UK’s BBB Ramps Up Asset-Based SMB Financing In Brexit Prep

The British Business Bank (BBB) has announced a $40 million commitment to provide U.K. small- and medium-sized businesses (SMBs) working capital loans in an effort to prepare them for Brexit.

According to news from City A.M. on Monday (Dec. 4), the BBB’s commercial unit, British Business Investments (BBI), committed the funds for asset-backed business lending, with an eye on ensuring SMBs are able to shore up financing in anticipation of Brexit. The BBI said it would provide the funds to borrows via Independent Growth Finance.

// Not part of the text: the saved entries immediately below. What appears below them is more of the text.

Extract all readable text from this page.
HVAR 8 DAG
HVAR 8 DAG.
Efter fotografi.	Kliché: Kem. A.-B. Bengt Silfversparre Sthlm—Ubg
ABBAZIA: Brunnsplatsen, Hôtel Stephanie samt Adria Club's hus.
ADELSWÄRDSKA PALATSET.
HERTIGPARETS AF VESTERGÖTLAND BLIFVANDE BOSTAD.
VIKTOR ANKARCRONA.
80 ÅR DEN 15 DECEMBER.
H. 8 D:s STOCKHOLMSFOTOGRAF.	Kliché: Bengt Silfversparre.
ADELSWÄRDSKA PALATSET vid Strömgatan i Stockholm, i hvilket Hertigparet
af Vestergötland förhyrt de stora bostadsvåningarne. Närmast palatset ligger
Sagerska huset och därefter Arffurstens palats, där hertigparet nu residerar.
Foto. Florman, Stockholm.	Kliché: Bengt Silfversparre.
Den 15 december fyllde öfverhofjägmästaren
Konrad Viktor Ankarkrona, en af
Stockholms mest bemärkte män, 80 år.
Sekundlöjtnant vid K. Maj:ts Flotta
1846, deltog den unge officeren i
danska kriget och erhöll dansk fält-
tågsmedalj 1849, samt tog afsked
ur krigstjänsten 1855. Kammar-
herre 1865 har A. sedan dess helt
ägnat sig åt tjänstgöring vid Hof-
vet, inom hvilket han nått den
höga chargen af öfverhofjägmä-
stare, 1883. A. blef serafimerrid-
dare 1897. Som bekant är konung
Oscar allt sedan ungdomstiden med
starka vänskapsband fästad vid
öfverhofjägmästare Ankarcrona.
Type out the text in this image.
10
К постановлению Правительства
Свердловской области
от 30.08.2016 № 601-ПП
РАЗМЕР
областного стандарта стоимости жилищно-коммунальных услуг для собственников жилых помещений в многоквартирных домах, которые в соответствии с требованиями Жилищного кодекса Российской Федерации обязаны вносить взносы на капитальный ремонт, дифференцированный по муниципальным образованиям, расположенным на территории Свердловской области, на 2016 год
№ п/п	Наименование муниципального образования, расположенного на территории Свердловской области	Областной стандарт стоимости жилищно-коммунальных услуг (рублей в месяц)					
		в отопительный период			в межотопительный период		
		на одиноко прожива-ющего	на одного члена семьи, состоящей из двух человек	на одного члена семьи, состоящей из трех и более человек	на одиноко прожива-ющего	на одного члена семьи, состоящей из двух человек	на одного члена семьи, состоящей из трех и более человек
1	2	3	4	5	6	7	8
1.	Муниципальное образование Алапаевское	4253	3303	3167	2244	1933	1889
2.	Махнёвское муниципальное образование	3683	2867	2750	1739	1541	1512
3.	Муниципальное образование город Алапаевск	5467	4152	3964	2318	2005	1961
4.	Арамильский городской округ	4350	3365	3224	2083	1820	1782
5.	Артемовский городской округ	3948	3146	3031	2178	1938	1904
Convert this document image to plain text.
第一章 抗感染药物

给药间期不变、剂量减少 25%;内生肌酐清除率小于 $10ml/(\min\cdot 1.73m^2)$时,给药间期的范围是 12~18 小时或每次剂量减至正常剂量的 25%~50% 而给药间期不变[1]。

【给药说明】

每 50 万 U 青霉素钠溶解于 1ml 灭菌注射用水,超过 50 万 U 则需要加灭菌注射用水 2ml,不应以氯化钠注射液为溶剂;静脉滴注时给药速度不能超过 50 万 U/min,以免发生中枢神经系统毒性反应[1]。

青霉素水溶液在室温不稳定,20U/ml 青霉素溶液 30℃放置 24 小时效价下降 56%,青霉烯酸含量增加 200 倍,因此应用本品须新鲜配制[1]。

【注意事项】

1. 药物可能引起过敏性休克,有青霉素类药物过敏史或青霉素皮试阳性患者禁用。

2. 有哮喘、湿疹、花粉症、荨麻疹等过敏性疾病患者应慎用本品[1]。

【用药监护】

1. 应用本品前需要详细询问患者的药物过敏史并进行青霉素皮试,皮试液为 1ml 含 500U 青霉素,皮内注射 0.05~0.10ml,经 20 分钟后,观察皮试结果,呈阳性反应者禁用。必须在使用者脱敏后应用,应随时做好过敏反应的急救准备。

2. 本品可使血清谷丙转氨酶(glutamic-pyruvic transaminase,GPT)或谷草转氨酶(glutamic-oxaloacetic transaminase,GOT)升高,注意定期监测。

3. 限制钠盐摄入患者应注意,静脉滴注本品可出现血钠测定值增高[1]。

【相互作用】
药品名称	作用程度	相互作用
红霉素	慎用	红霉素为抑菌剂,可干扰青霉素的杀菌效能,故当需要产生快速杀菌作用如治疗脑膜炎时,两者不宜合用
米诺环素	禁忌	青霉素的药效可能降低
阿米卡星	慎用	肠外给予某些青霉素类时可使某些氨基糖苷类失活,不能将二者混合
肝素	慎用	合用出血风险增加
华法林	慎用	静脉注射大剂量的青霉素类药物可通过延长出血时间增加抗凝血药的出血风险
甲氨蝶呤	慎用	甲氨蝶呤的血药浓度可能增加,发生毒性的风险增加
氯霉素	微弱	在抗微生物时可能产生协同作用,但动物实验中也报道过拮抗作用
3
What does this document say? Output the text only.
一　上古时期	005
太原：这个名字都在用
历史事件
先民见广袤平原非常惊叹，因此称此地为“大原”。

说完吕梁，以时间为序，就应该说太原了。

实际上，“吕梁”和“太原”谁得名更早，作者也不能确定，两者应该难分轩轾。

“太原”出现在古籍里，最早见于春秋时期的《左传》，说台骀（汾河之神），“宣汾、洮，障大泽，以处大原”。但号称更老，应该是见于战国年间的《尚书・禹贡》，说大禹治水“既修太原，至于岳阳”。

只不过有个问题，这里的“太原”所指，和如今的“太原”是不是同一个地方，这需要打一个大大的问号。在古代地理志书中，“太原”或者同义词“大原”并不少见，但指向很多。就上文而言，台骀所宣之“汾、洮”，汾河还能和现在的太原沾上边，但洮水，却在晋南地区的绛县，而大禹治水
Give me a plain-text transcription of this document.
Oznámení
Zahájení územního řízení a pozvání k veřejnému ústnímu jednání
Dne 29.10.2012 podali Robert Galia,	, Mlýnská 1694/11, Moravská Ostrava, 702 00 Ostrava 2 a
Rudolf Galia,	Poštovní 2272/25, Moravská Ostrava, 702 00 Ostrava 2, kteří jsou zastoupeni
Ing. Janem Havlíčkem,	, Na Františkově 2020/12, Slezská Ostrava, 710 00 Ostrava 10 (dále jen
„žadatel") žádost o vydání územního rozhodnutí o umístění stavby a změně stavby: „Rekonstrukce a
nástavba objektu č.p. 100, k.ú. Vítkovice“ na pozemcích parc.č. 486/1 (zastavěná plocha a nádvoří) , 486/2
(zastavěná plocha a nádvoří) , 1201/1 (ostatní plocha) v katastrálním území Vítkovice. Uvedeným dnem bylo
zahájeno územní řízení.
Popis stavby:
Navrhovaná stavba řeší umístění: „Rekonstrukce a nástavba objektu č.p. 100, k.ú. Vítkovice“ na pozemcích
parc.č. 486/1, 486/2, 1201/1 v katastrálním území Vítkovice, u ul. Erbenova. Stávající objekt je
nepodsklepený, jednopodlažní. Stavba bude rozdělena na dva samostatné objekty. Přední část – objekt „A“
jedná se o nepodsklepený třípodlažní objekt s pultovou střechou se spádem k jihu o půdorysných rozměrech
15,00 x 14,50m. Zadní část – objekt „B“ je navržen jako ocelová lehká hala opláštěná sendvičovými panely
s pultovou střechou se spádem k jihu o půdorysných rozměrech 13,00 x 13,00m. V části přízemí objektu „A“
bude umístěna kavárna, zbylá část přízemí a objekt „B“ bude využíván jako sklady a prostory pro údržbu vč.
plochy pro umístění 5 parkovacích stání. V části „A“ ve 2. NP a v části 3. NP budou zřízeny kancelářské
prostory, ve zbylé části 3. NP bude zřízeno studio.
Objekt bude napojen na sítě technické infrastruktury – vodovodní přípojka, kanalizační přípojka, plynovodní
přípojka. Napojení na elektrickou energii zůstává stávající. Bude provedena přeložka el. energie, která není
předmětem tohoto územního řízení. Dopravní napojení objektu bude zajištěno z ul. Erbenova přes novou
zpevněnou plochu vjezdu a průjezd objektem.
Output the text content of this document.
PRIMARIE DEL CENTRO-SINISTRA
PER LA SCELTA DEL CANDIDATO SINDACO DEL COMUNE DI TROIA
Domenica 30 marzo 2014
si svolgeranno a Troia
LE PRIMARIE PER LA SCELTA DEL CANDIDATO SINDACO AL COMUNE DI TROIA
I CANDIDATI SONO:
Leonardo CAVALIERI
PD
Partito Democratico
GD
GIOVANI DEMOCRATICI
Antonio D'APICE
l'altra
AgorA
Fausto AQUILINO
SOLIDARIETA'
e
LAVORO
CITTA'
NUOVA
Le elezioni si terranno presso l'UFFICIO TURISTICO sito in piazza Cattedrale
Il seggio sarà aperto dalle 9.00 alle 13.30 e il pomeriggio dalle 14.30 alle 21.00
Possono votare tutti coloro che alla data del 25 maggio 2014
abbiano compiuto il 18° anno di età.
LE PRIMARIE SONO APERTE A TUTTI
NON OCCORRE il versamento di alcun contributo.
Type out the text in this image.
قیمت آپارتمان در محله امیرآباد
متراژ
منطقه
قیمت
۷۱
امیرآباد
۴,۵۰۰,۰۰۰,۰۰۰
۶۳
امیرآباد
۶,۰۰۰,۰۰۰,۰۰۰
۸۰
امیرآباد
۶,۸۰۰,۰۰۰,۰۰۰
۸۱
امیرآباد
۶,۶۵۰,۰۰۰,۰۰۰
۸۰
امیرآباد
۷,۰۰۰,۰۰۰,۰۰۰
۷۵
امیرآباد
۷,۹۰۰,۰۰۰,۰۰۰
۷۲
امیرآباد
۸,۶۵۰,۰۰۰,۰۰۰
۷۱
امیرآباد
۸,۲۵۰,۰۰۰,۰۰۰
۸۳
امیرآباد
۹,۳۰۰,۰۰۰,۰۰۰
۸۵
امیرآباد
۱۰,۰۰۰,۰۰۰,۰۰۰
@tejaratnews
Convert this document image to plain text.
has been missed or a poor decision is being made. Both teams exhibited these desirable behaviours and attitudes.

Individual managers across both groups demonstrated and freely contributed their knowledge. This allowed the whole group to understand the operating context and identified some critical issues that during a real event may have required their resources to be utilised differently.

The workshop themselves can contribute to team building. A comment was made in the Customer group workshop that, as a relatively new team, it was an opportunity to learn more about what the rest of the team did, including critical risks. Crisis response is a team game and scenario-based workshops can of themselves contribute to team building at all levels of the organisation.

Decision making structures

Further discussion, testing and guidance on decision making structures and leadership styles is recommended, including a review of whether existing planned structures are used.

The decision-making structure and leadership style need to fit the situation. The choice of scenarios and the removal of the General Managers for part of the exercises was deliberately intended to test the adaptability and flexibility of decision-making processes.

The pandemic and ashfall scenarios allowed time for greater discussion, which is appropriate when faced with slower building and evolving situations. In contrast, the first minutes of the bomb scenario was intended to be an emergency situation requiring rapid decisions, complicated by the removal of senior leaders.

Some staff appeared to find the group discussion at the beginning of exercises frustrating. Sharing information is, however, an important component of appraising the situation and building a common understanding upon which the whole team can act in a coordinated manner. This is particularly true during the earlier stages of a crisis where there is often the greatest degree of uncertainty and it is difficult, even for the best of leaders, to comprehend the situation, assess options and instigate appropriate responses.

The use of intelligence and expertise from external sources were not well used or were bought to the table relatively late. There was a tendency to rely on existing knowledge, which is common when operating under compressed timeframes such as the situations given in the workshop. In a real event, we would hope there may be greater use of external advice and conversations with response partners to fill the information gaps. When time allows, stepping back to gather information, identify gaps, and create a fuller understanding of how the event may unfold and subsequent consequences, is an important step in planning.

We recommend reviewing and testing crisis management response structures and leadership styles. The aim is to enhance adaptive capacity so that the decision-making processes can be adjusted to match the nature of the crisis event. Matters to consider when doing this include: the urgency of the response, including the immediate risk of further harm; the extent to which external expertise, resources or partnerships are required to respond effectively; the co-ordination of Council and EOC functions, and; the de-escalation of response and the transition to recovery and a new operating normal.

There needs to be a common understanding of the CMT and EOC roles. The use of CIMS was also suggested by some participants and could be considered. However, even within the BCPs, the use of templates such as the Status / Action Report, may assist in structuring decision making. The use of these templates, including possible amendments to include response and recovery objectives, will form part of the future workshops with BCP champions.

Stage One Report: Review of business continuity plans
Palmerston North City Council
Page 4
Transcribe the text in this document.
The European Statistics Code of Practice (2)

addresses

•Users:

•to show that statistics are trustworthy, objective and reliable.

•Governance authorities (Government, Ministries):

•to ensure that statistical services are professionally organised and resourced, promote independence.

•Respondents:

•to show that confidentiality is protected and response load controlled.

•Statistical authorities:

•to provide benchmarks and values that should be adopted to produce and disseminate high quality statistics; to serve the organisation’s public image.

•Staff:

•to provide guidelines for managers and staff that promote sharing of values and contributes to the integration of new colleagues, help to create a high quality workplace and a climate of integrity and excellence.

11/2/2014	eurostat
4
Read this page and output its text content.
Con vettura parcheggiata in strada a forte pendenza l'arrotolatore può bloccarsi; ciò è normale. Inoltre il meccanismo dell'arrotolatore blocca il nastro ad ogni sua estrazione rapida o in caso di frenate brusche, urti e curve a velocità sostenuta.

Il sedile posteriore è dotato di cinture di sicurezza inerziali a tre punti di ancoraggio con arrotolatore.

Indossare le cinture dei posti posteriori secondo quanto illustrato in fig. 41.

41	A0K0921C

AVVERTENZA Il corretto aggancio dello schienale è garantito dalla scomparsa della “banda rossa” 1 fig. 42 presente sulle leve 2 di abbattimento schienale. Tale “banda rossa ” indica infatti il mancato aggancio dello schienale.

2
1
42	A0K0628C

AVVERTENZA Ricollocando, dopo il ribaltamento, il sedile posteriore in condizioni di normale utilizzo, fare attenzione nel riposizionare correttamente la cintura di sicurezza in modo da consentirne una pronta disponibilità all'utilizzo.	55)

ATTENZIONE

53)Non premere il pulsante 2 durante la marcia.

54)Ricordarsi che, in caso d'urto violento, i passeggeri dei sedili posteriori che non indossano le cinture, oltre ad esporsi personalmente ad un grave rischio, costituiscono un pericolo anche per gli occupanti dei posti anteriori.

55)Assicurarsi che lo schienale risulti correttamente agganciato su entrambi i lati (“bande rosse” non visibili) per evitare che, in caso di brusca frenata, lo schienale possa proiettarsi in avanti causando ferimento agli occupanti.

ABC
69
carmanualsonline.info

Brexit has already impacted U.K. small businesses’ ability to access financing after the European Investment Fund (EIF) halted commitments to U.K. investment funds following the Brexit vote, the publication explained. Reports in August in Business Matters said the EIF and the European Investment Bank contributed to a $900 million decline in small business lending in July alone.

At the time, Federation of Small Businesses National Chairman Mike Cherry said the decline signaled “lower investment intentions and confidence levels.”

The BBB has been working to fill that small business finance gap and said that the new commitment will provide “much-needed working capital finance to fast-growing SMEs.”

“For innovative smaller businesses, asset-based lending can be the key to unlocking rapid growth without losing control of their business,” the BBI’s Chief Executive Catherine Lewis La Torre said in a statement.

In another statement, IGF Chief Executive John Onslow spoke of the ongoing challenge small businesses face when seeking financing.

“Ten years on from the financial crisis, U.K. SMEs ares still struggling to access the finance they need to grow their businesses,” he said. “We think that we have only begun to scratch the surface in this form of finance. It has enormous growth potential.”

While the British Business Bank is focusing on working capital finance, the U.K. government has also turned to the nation’s top financial institutions to expand trade finance to SMBs and their suppliers in a similar move to help prepare those businesses for Brexit.